Linux faz cada vez mais sentido em desktop?

Sem duvida. A evolução tem sido enorme a cada vez mais é uma alternativa aos sistemas proprietários
tanto pela facilidade de uso como pela grande evolução dos softwares disponíveis que são cada vez mais uma opção valida em comparação com os softwares proprietários. Também há uma grande evolução em termos de jogos, que vem tornando o Linux uma opção viável para gamers.

Por isso é um sistema operativo que satisfaz todas as necessidades do utilizador quer para navegar na internet, trabalho, lazer, etc.

Qual o teu balanço do ano de 2016 em termos de Linux e software livre?

Eu acho que o ano de 2016 foi um ano muito positivo tanto pelo lançamento de excelentes distros como pelo nascimento de vários projetos em Portugal nomeadamente o FC2Linux e o Linux é top que vieram trazer uma lufada de ar fresco na comunidade Linux portuguesa. Sem esquecer os projectos já existentes que são de grande valor.

Sendo tu um homem do Debian, como vês os novos sistema de gestão de software como o Snap e o Flatpak?

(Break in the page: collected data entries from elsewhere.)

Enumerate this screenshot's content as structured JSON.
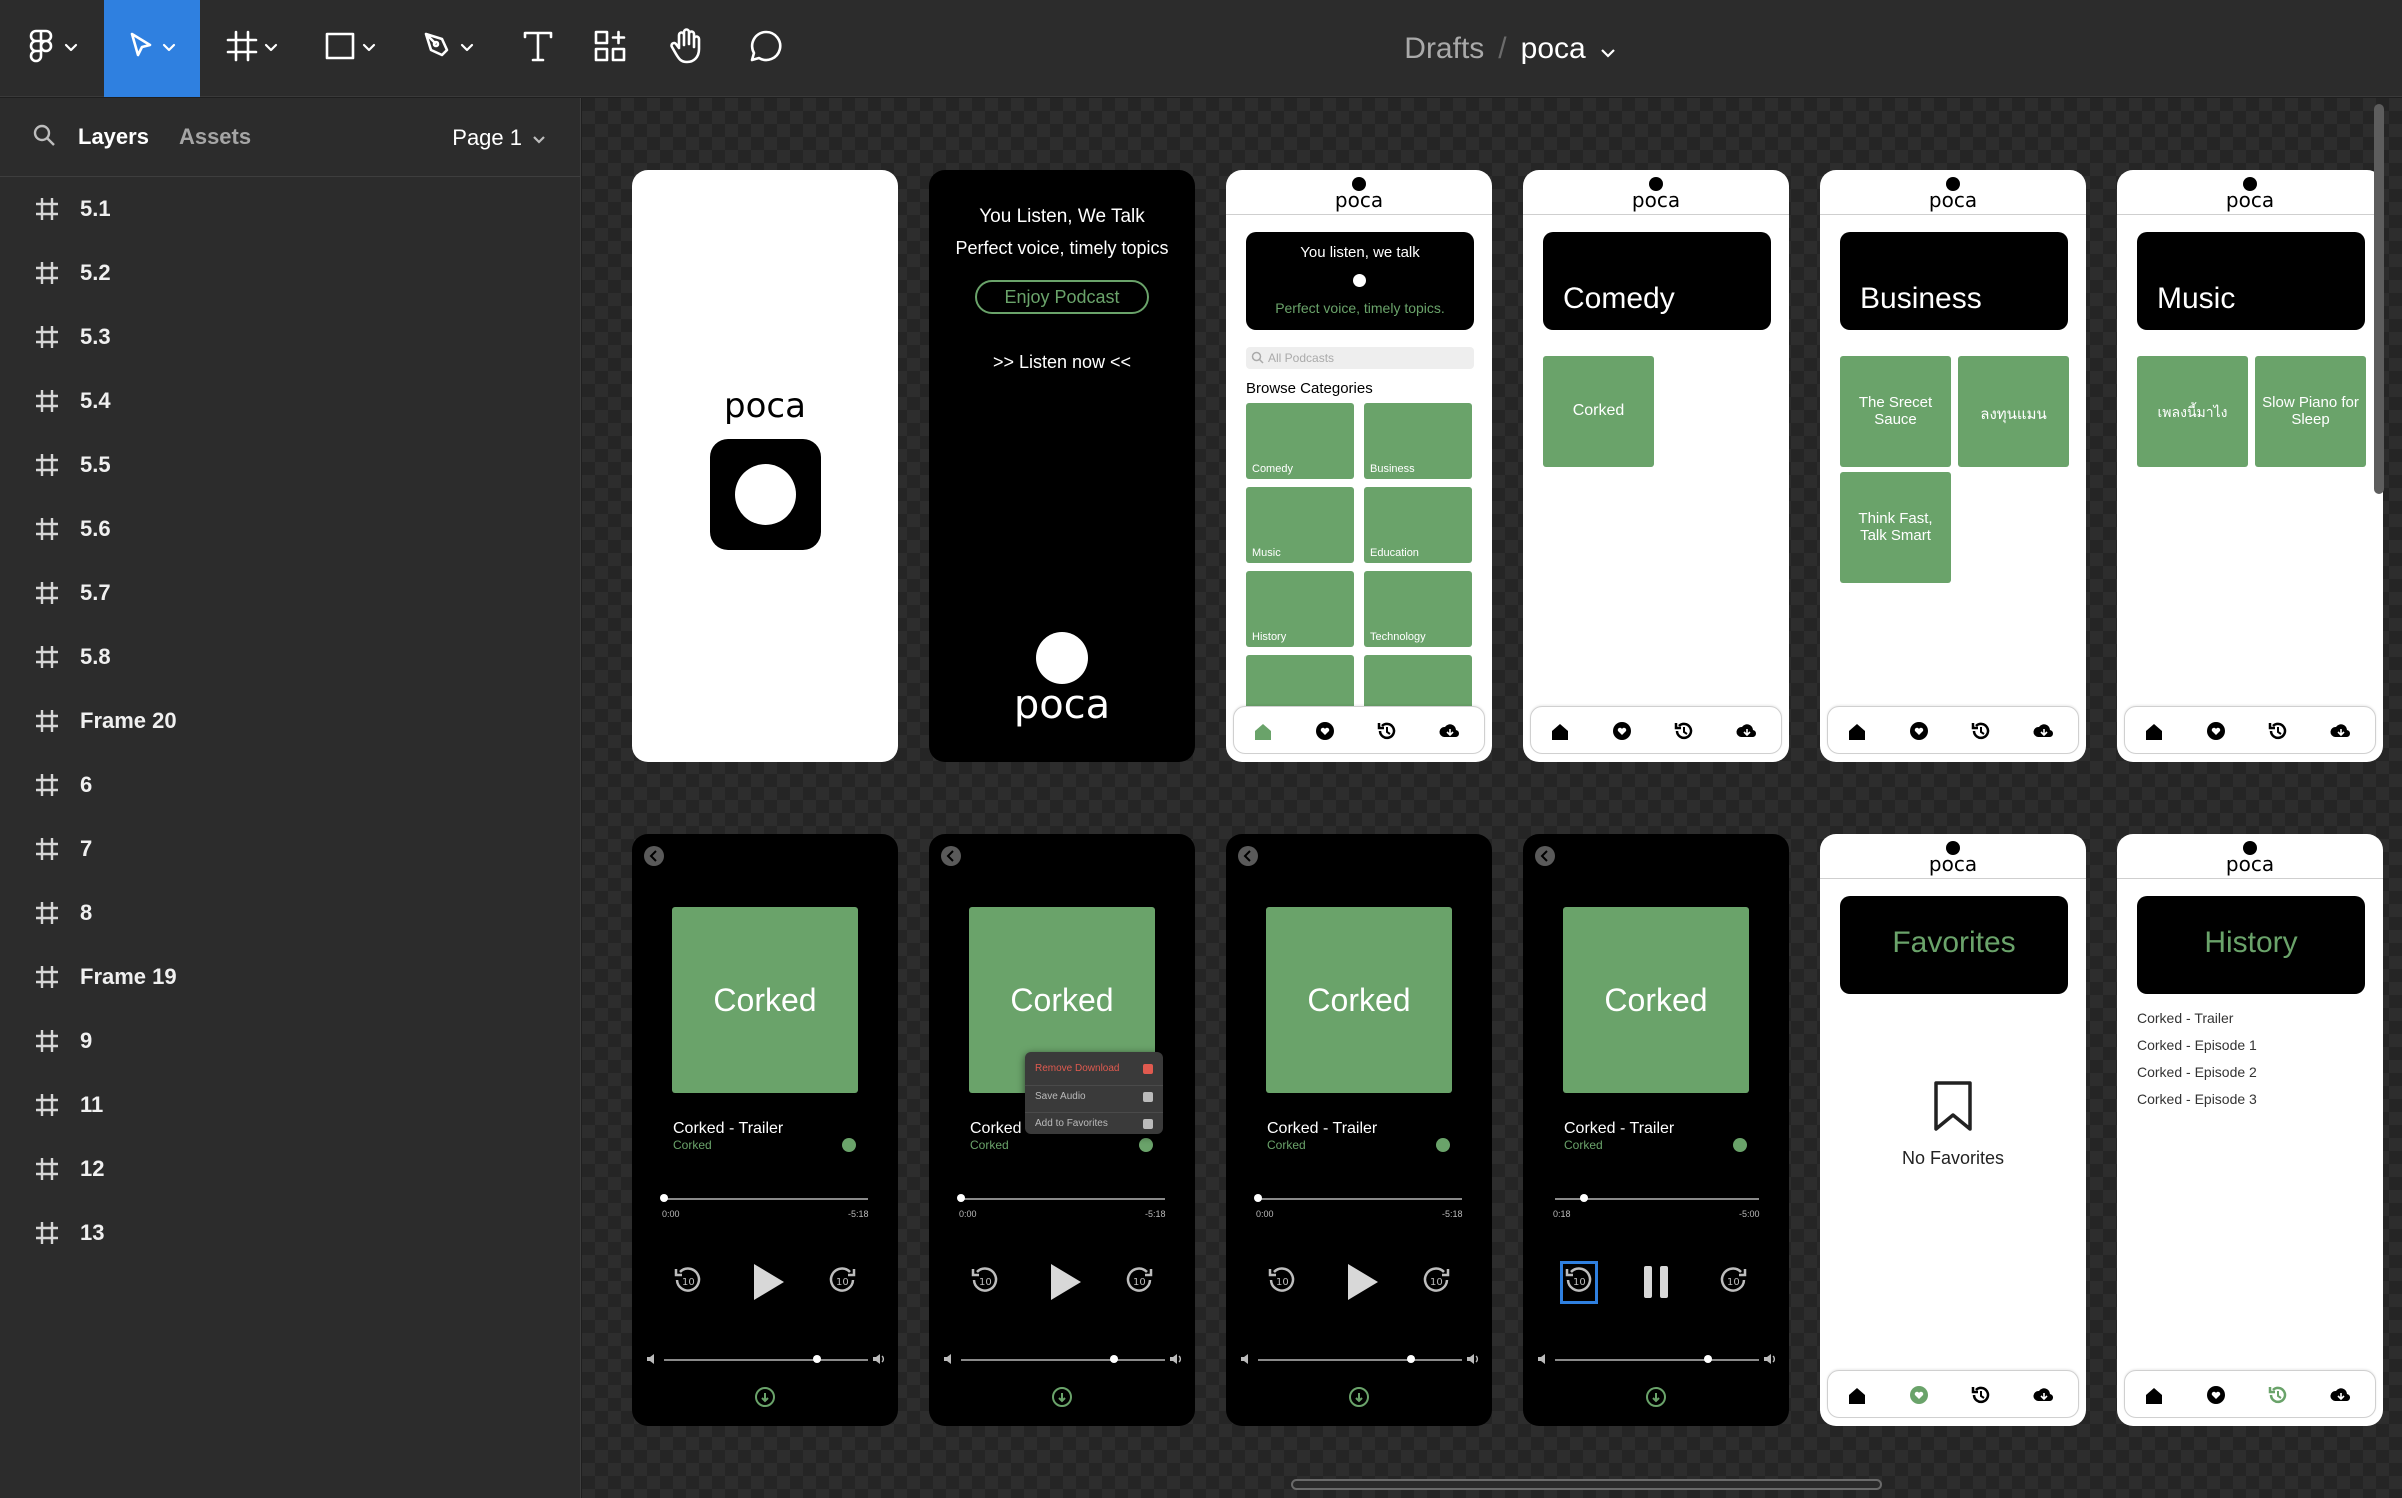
{
  "toolbar": {
    "tools": [
      "main-menu",
      "move",
      "frame",
      "shape",
      "pen",
      "text",
      "resources",
      "hand",
      "comment"
    ],
    "breadcrumb": {
      "project": "Drafts",
      "separator": "/",
      "file": "poca"
    }
  },
  "panel": {
    "tabs": {
      "layers": "Layers",
      "assets": "Assets"
    },
    "page": "Page 1",
    "layers": [
      "5.1",
      "5.2",
      "5.3",
      "5.4",
      "5.5",
      "5.6",
      "5.7",
      "5.8",
      "Frame 20",
      "6",
      "7",
      "8",
      "Frame 19",
      "9",
      "11",
      "12",
      "13"
    ]
  },
  "frames": {
    "splash": {
      "logo": "poca"
    },
    "intro": {
      "line1": "You Listen, We Talk",
      "line2": "Perfect voice, timely topics",
      "button": "Enjoy Podcast",
      "cta": ">> Listen now <<",
      "logo": "poca"
    },
    "home": {
      "logo": "poca",
      "banner_title": "You listen, we talk",
      "banner_sub": "Perfect voice, timely topics.",
      "search_placeholder": "All Podcasts",
      "section": "Browse Categories",
      "categories": [
        "Comedy",
        "Business",
        "Music",
        "Education",
        "History",
        "Technology"
      ]
    },
    "comedy": {
      "logo": "poca",
      "title": "Comedy",
      "items": [
        "Corked"
      ]
    },
    "business": {
      "logo": "poca",
      "title": "Business",
      "items": [
        "The Srecet Sauce",
        "ลงทุนแมน",
        "Think Fast, Talk Smart"
      ]
    },
    "music": {
      "logo": "poca",
      "title": "Music",
      "items": [
        "เพลงนี้มาไง",
        "Slow Piano for Sleep"
      ]
    },
    "player1": {
      "art": "Corked",
      "title": "Corked - Trailer",
      "show": "Corked",
      "start": "0:00",
      "end": "-5:18",
      "progress": 0.0,
      "volume": 0.75
    },
    "player2": {
      "art": "Corked",
      "title": "Corked",
      "show": "Corked",
      "start": "0:00",
      "end": "-5:18",
      "progress": 0.0,
      "volume": 0.75,
      "menu": [
        "Remove Download",
        "Save Audio",
        "Add to Favorites"
      ]
    },
    "player3": {
      "art": "Corked",
      "title": "Corked - Trailer",
      "show": "Corked",
      "start": "0:00",
      "end": "-5:18",
      "progress": 0.0,
      "volume": 0.75
    },
    "player4": {
      "art": "Corked",
      "title": "Corked - Trailer",
      "show": "Corked",
      "start": "0:18",
      "end": "-5:00",
      "progress": 0.14,
      "volume": 0.75
    },
    "favorites": {
      "logo": "poca",
      "title": "Favorites",
      "empty": "No Favorites"
    },
    "history": {
      "logo": "poca",
      "title": "History",
      "items": [
        "Corked - Trailer",
        "Corked - Episode 1",
        "Corked - Episode 2",
        "Corked - Episode 3"
      ]
    }
  },
  "colors": {
    "accent": "#6aa36a",
    "selection": "#2f80e0",
    "danger": "#e05a4f"
  }
}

Acho muito bem que esteja a ser feito um esforço pela uniformização dos pacotes no Linux. O que trará uma maior facilidade na gestão de pacotes entre distribuições.

Como vês a comunidade Linux portuguesa actual?

A comunidade Linux portuguesa actual está bem e cada vez mais ativa mas eu acho que ainda pode
ser mais, comparando com outros países nomeadamente a brasileira que é muito ativa e dispõe de varias distros para diversos fins e grandes comunidades, fóruns, etc.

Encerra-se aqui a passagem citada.